In April 2023, ECFR conducted an opinion poll across 11 EU member states – Austria, Bulgaria, Denmark, France, Germany, Hungary, Italy, the Netherlands, Poland, Spain, and Sweden – to understand how European citizens see their place in the world today. The results of the poll show that their cooperative foreign policy instincts are adapting slowly to the new geopolitical reality that is characterised by growing polarisation.
Germany, Sweden, France, and Denmark are the only countries where the prevailing view is to see China as a “rival” or an “adversary”, rather than an “ally” or “partner”. Paradoxically, von der Leyen’s call to de-risk Europe’s relations with China finds sympathetic audiences in the two countries – France and Germany – whose leaders have, so far, promoted a considerably more obliging approach.

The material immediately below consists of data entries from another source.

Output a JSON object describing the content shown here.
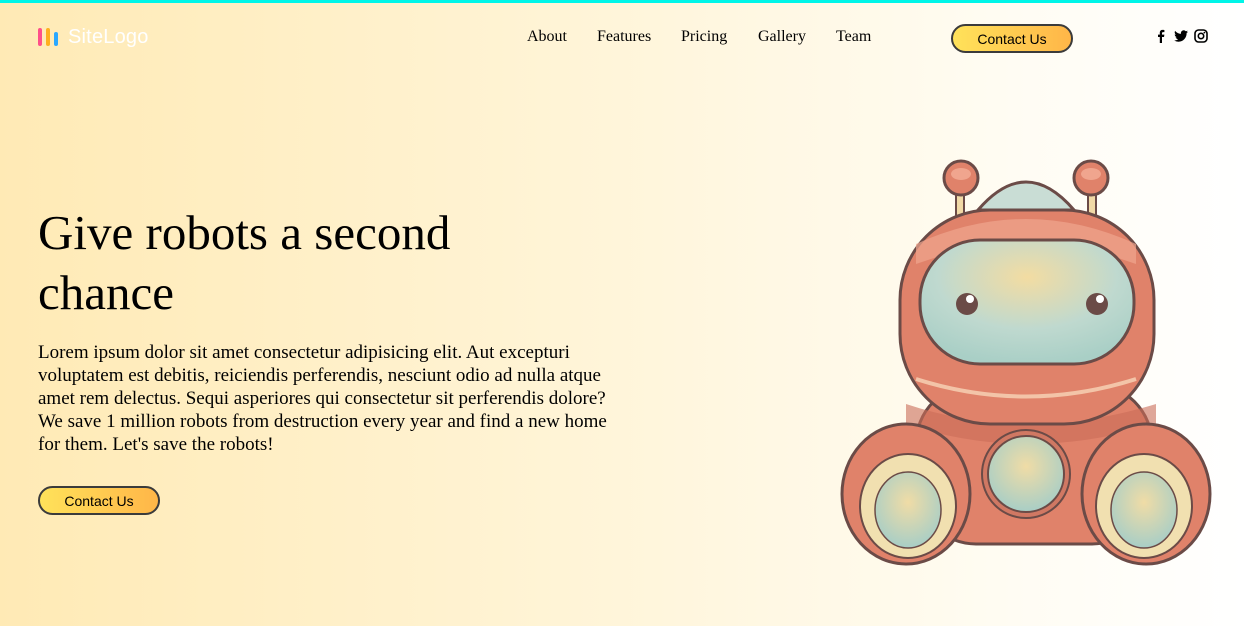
{
  "header": {
    "logo_text": "SiteLogo",
    "nav": [
      "About",
      "Features",
      "Pricing",
      "Gallery",
      "Team"
    ],
    "cta_label": "Contact Us",
    "social_icons": [
      "facebook-icon",
      "twitter-icon",
      "instagram-icon"
    ]
  },
  "hero": {
    "title": "Give robots a second chance",
    "description": "Lorem ipsum dolor sit amet consectetur adipisicing elit. Aut excepturi voluptatem est debitis, reiciendis perferendis, nesciunt odio ad nulla atque amet rem delectus. Sequi asperiores qui consectetur sit perferendis dolore? We save 1 million robots from destruction every year and find a new home for them. Let's save the robots!",
    "cta_label": "Contact Us"
  },
  "colors": {
    "top_border": "#00f5e8",
    "button_start": "#ffe25a",
    "button_end": "#ffb648",
    "robot_body": "#e0826a",
    "robot_visor": "#b8d8cf"
  }
}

The prevailing view in almost every country included in our survey is that the risks and benefits of Europe’s trade and investment relationship with China are balanced; Bulgarians even consider the benefits to outweigh the risks. In no country did most respondents consider Europe’s trade with China to entail more risks than benefits.
However, if Beijing decided to deliver ammunition and weapons to Russia, many Europeans would consider this a red line. On average, 41 per cent would be ready to sanction Beijing in that event, even if that meant seriously damaging Western economies. A minority of 33 per cent, on average, would oppose this.
Still, European countries are far from united on this. According to the results of our survey, only in Sweden, Denmark, and the Netherlands would an absolute majority be in favour of such sanctions. Meanwhile, in Austria, Hungary, Italy, and Bulgaria, there is a clear preference against such a move – constituting a major constraint on governments. Some practical reasons may explain this. The Swedish and Danish economies rely much less on trade with China than those of Italy and Germany, making sanctions less costly for the former. At the same time, Italian and Bulgarian households are more economically vulnerable than those of northern Europe.
Moreover, Europeans display considerable caution about the practical aspects of China’s economic presence in Europe, for example, whether Chinese companies should be allowed to build and own infrastructure in Europe or buy newspapers, technology companies, and football clubs. On average, a majority would oppose allowing Chinese companies to own infrastructure in Europe, as well as to buy a European newspaper or technology company. We asked the same question in late 2020 and, since then, Europeans have grown somewhat more concerned about China’s economic presence in Europe – especially in Italy, the Netherlands, Poland, Spain, and Hungary. Currently, the three countries in which the population is most opposed to China’s economic presence are Austria, Germany, and the Netherlands – while Bulgaria and Spain are the most open to it.
United on Russia
In contrast, Europe’s relationship with Russia has undergone a real Zeitenwende. With the exception of the Hungarian leadership, European governments have been strongly united in their support for Ukraine and their opposition to Russia. In most surveyed countries, a majority agrees that Russia is their country’s – and Europe’s – “adversary”. Out of the countries included in our survey, the populations of Poland, Sweden, Denmark, the Netherlands, and Germany are the main hawks in this respect.
In most cases, the public’s views on Russia have changed significantly since our 2021 survey. On average, the share of respondents who see Russia as Europe’s “rival” or “adversary” has increased from around one-third to almost two-thirds; at the same time, sympathies towards Russia have dropped considerably. Among the surveyed countries, Bulgaria is the only one where the majority of the public continues to see Russia as Europe’s “ally” or “partner”, and where little has changed in that respect since 2021. (When asked about “their country’s” relationship with Russia, the majority in Hungary, as well as in Bulgaria, sees Russia as an “ally” or “partner”.) There is currently a clear mandate in Europe for a policy that seeks to establish European security not with Russia but against it.
In every country that we surveyed, 50 per cent or more would like their countries to re-establish at least some form of relations with Russia if the war ends in a negotiated peace. In Poland, 39 per cent are willing to end all relations with Russia. Meanwhile, a majority in Bulgaria are already considering re-establishing a fully cooperative relationship with Russia after the war. It would be dangerous if European discussions on this issue were driven by these extreme positions.